Attacks by Islamist insurgents Boko Haram in northeast Nigeria and the islands of Lake Chad have forced tens of thousands across the border to Niger's arid southeastern region of Diffa, worsening a dire humanitarian situation.
An estimated 150,000 people have fled to Diffa in the past two years, according to aid agencies, increasing by one-third the population of the remote region that is largely dependent on aid and suffers from perennial food shortages.
In recent weeks, Boko Haram insurgents have stepped up suicide attacks and raids on villages in Nigeria and surrounding countries in reprisal for an offensive by regional governments against them this year.
The flood of refugees comes as a state of emergency declared by Niger to tackle the insurgency has brought Diffa's economy to a standstill, stiffling revenues from fishing and the trade in peppers, and leaving the population vulnerable.
"We fled all night. I was very scared and I'm still scared. We left everything behind," said Lagari Fogo, a Nigerian refugee at a camp in Gagamari, who said Boko Haram had attacked his village 11 days earlier.
In the makeshift camps, some people drape plastic sheeting over thorny bushes to shelter from the relentless glare of the sun. Their meager belongings, often no more than a few blankets and some pots and pans, are gathered around them.
"We are suffering. We are suffering and it is not over," said Adam Abdoulaye, 35, a father of seven, as he collected a food package from the World Food Program (WFP).
Abdoulaye said commercial activity in the town of Diffa, the regional capital, had been curtailed by the state of emergency and persistent Boko Haram attacks.

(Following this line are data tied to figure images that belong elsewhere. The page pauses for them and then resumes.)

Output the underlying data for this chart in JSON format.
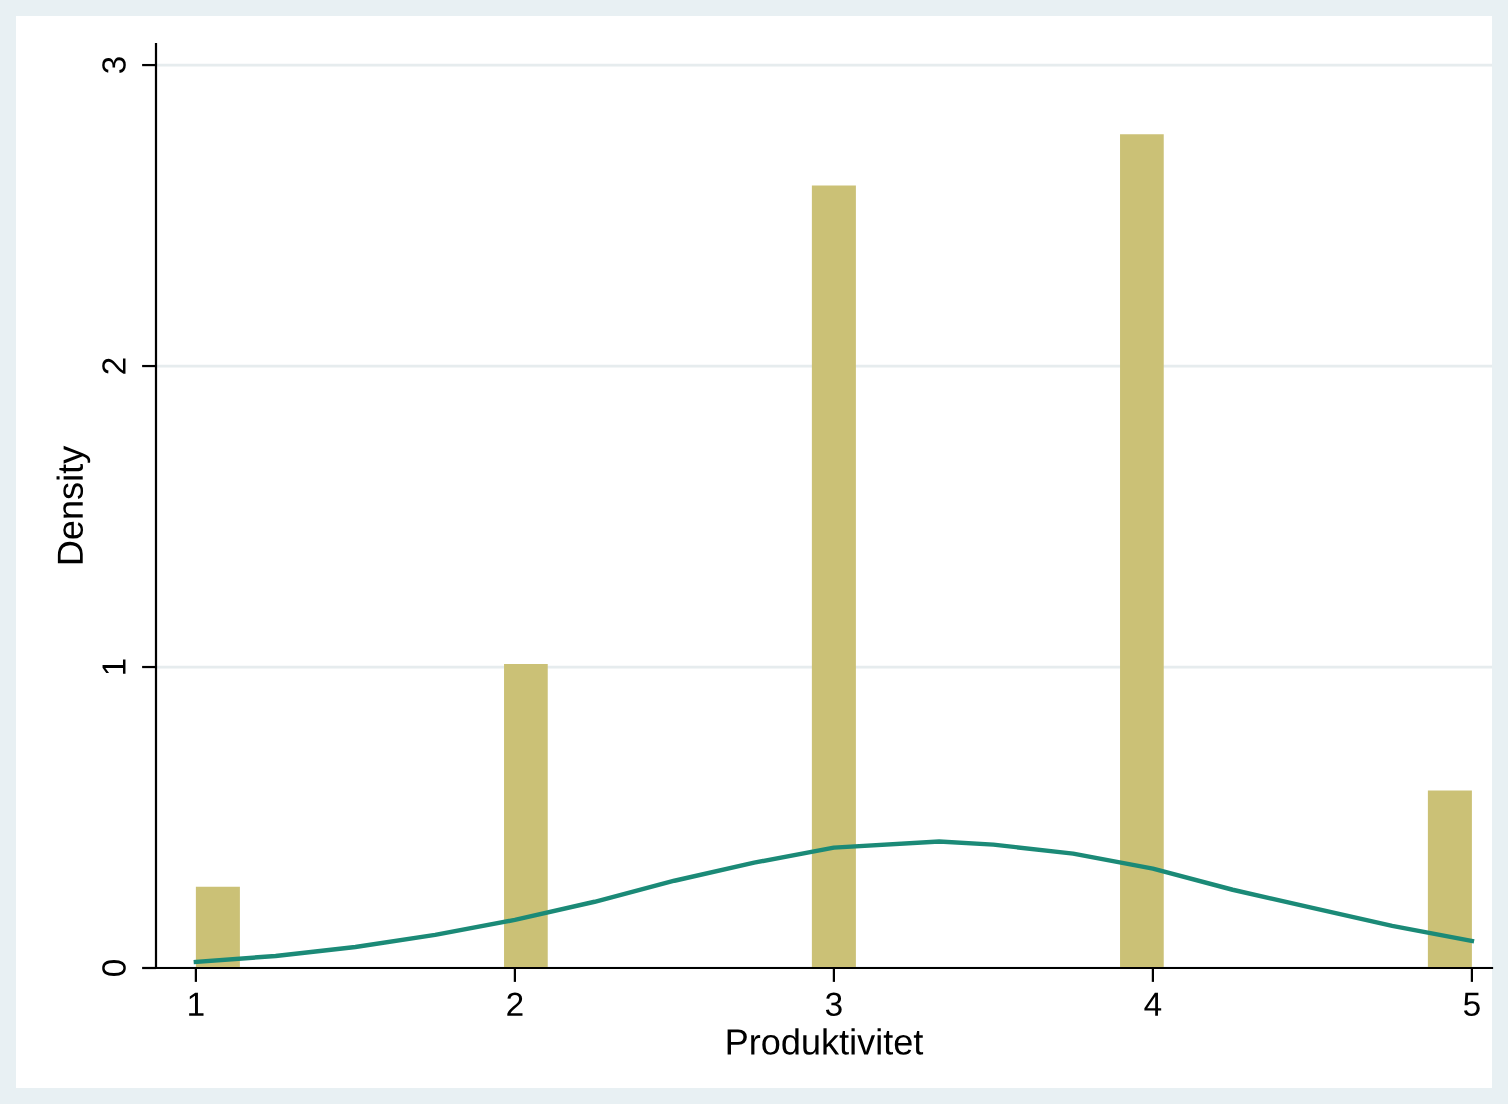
{
  "chart_data": {
    "type": "histogram",
    "xlabel": "Produktivitet",
    "ylabel": "Density",
    "xlim": [
      0.875,
      5.063
    ],
    "ylim": [
      0,
      3.07
    ],
    "xticks": [
      1,
      2,
      3,
      4,
      5
    ],
    "yticks": [
      0,
      1,
      2,
      3
    ],
    "grid": "y",
    "series": [
      {
        "type": "histogram",
        "color": "#cbc176",
        "bins": [
          1,
          1.138,
          1.276,
          1.414,
          1.552,
          1.69,
          1.828,
          1.966,
          2.103,
          2.241,
          2.379,
          2.517,
          2.655,
          2.793,
          2.931,
          3.069,
          3.207,
          3.345,
          3.483,
          3.621,
          3.759,
          3.897,
          4.034,
          4.172,
          4.31,
          4.448,
          4.586,
          4.724,
          4.862,
          5
        ],
        "values": [
          0.27,
          0,
          0,
          0,
          0,
          0,
          0,
          1.01,
          0,
          0,
          0,
          0,
          0,
          0,
          2.6,
          0,
          0,
          0,
          0,
          0,
          0,
          2.77,
          0,
          0,
          0,
          0,
          0,
          0,
          0.59
        ]
      },
      {
        "type": "line",
        "color": "#1b8a77",
        "x": [
          1,
          1.25,
          1.5,
          1.75,
          2,
          2.25,
          2.5,
          2.75,
          3,
          3.33,
          3.5,
          3.75,
          4,
          4.25,
          4.5,
          4.75,
          5
        ],
        "values": [
          0.02,
          0.04,
          0.07,
          0.11,
          0.16,
          0.22,
          0.29,
          0.35,
          0.4,
          0.42,
          0.41,
          0.38,
          0.33,
          0.26,
          0.2,
          0.14,
          0.09
        ]
      }
    ]
  }
}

"The food situation in Diffa has always been that of chronic shortage," said Michel Hulais, the WFP head in Diffa. "But since the start of recent events that have affected security, this situation has increasingly deteriorated."
Three days to flee
Bamgoye de Dala said he had just three days to pack a few belongings and flee the Lake Chad village of Lelewa with his six children after Niger's government ordered them to leave. He said he had to abandon his animals and all other belongings they could not carry on the 20-kilometer (12-mile) trek.
"Because of Boko Haram, the government asked us to leave. They told us they were at war with them and so we had to abandon the island," the 50-year old father said.
Niger has said that it asked inhabitants to evacuate the islands for their own safety and that it has worked with humanitarian agencies to ensure access to aid.
By the start of this year, Boko Haram's six-year-old campaign to carve an Islamic emirate from northeastern Nigeria had claimed an area the size of Switzerland, killing thousands of people.
A regional offensive by Nigeria, Niger, Chad and Cameroon drove back Boko Haram fighters. In recent weeks, however, the group has killed hundreds of people in attacks, allowing them to retake some towns that were seized, including Damasak, a few kilometers outside Diffa.
Diffa Governor Yacouba Soumana Gao said, however, that Niger's security forces had felt an improvement in cooperation since the election of Nigerian President Muhammadu Buhari in March. He said authorities were easing a restriction on trade in peppers to help the local economy.
"They [Boko Haram] know their days are numbered, and that's why they are in the process of conducting suicide-bombing operations," he said.